Évaluation des CPRDFP : un investissement des Régions pour la construction de leurs futures politiques de formation

Par - Le 15 décembre 2013.

À Marseille fin novembre, un atelier d'échanges autour de l'évaluation des contrats de plan régionaux
de développement des formations professionnelles − les CPRDFP − a permis de faire un état des lieux
de cette démarche engagée par les Régions. La finalisation des évaluations étant prévue pour fin 2014.

Nous sommes dans un contexte
qui n'est pas tout à fait favorable
à l'évaluation, compte tenu de
la crise qui a touché certaines
politiques régionales et qui a posé
la problématique suivante : comment la
conjoncture a-t-elle été prise en compte dans
les CPRDFP ?" Ainsi Philippe Méhaut,
président de la commission d'évaluation
du CNFPTLV (Conseil national de la
formation professionnelle tout au long
de la vie) a-t-il résumé la problématique
du second atelier consacré à l'évaluation
des CPRDFP, organisé le 25 novembre
dernier au siège du Conseil régional de
Paca (Provence-Alpes-Côte d'Azur), à
Marseille.

Engagée dans 19 Régions

Cette famille de sigles à six ou sept
consonnes ne facilitant pas toujours
la compréhension des dispositifs,
rappelons que la loi relative à l'orientation
et à la formation professionnelle du
24 novembre 2009 a défini le Comité de
coordination régional de l'emploi et de la
formation professionnelle (CCREFP) comme
lieu d'élaboration, de suivi et d'évaluation
du CPRDFP. Le CNFPTLV a, pour sa part,
la responsabilité de proposer des modalités
générales pour le suivi et l'évaluation des
CPRDFP et de faire un rapport de synthèse
des travaux conduits par les CCREFP... En
outre, le calendrier, tel qu'il est prévu par cette
loi, prévoit une finalisation des évaluations
pour fin 2014. Le CNFPTLV, pour élaborer
sa synthèse des évaluations, est soumis au
même calendrier.

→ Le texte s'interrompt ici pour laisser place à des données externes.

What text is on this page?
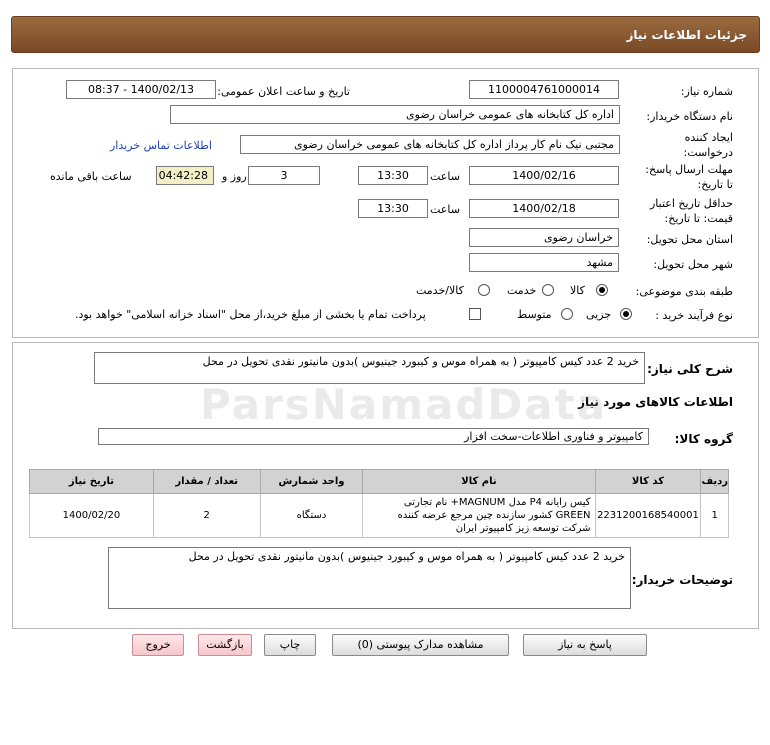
جزئیات اطلاعات نیاز
شماره نیاز:
1100004761000014
تاریخ و ساعت اعلان عمومی:
1400/02/13 - 08:37
نام دستگاه خریدار:
اداره کل کتابخانه های عمومی خراسان رضوی
ایجاد کننده درخواست:
مجتبی نیک نام کار پرداز اداره کل کتابخانه های عمومی خراسان رضوی
اطلاعات تماس خریدار
مهلت ارسال پاسخ: تا تاریخ:
1400/02/16
ساعت
13:30
3
روز و
04:42:28
ساعت باقی مانده
حداقل تاریخ اعتبار قیمت: تا تاریخ:
1400/02/18
ساعت
13:30
استان محل تحویل:
خراسان رضوی
شهر محل تحویل:
مشهد
طبقه بندی موضوعی:
کالا
خدمت
کالا/خدمت
نوع فرآیند خرید :
جزیی
متوسط
پرداخت تمام یا بخشی از مبلغ خرید،از محل "اسناد خزانه اسلامی" خواهد بود.
شرح کلی نیاز:
خرید 2 عدد کیس کامپیوتر ( به همراه موس و کیبورد جینیوس )بدون مانیتور نقدی تحویل در محل
اطلاعات کالاهای مورد نیاز
گروه کالا:
کامپیوتر و فناوری اطلاعات-سخت افزار
ردیف	کد کالا	نام کالا	واحد شمارش	تعداد / مقدار	تاریخ نیاز
1	2231200168540001	کیس رایانه P4 مدل MAGNUM+ نام تجارتی GREEN کشور سازنده چین مرجع عرضه کننده شرکت توسعه زیز کامپیوتر ایران	دستگاه	2	1400/02/20
توضیحات خریدار:
خرید 2 عدد کیس کامپیوتر ( به همراه موس و کیبورد جینیوس )بدون مانیتور نقدی تحویل در محل
ParsNamadData
پاسخ به نیاز
مشاهده مدارک پیوستی (0)
چاپ
بازگشت
خروج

Raison pour laquelle il
poursuit cette dynamique de mutualisation
et d'échanges autour de l'évaluation engagée
depuis plusieurs années et répond ainsi à une
demande croissante des différents acteurs
impliqués dans le suivi et l'évaluation du
CPRDFP sur les besoins d'accompagnement
(méthodologique, etc.) et d'information. Il
a aussi initié une évaluation coordonnée des
CPRDFP sur la formation des demandeurs
d'emploi avec la participation de 6 Régions
(Alsace, Champagne-Ardenne, Nord-Pas-de-
Calais, Poitou-Charentes, Provence-Alpes-
Côte d'Azur, La Réunion).

“L'évaluation est un investissement pour la
construction des politiques régionales futures
et les conduites démocratiques de ces mêmes
politiques, a poursuivi Philippe Méhaut. Elle
a été engagée dans 19 Régions. À la question de
savoir sur qui s'appuyer pour réaliser l'évaluation,
cela n'a pas été arrêté pour 11 Régions. En
outre, 7 font appel ou ont prévu de faire appel
à un prestataire externe, 3 Régions s'appuient
sur le CCREFP, et une a confié l'évaluation au
Carif-Oref." Quant aux partenaires sociaux, ils
sont régulièrement associés à cette démarche
dans 15 Régions, rarement dans 4 Régions,
jamais dans 2, et ils le seront au moment des
résultats dans une Région.

“Une évaluation lisible par tous
les citoyens et contribuables"


De son côté, Pascale Gérard, vice-présidente
du Conseil régional de Paca, déléguée
à la formation professionnelle et à l'apprentissage,
a considéré que “la conjoncture
actuelle est au contraire favorable et exige
l'évaluation des politiques publiques, pour
plusieurs raisons : l'argent public est rare ; la
population émet à la fois un doute à l'égard
des hommes et femmes politiques et sur la
culture de l'impôt (à quoi sert-il ?)".

Et d'ajouter : “Il ne s'agit pas d'une évaluation
technocratique, mais d'une évaluation lisible
par tous les citoyens et contribuables. De plus,
l'évaluation, tout comme la construction des
politiques publiques, ne peut se faire que
dans un cadre quadripartite (État, Régions et
partenaires sociaux) au plan national, mais
aussi régional. Le dispositif gouvernemental
de formation de 30 000 demandeurs d'emploi
nous a aidés à installer un fonctionnement
quadripartite et il faut maintenant l'acter au
plan régional en termes de fonctionnement.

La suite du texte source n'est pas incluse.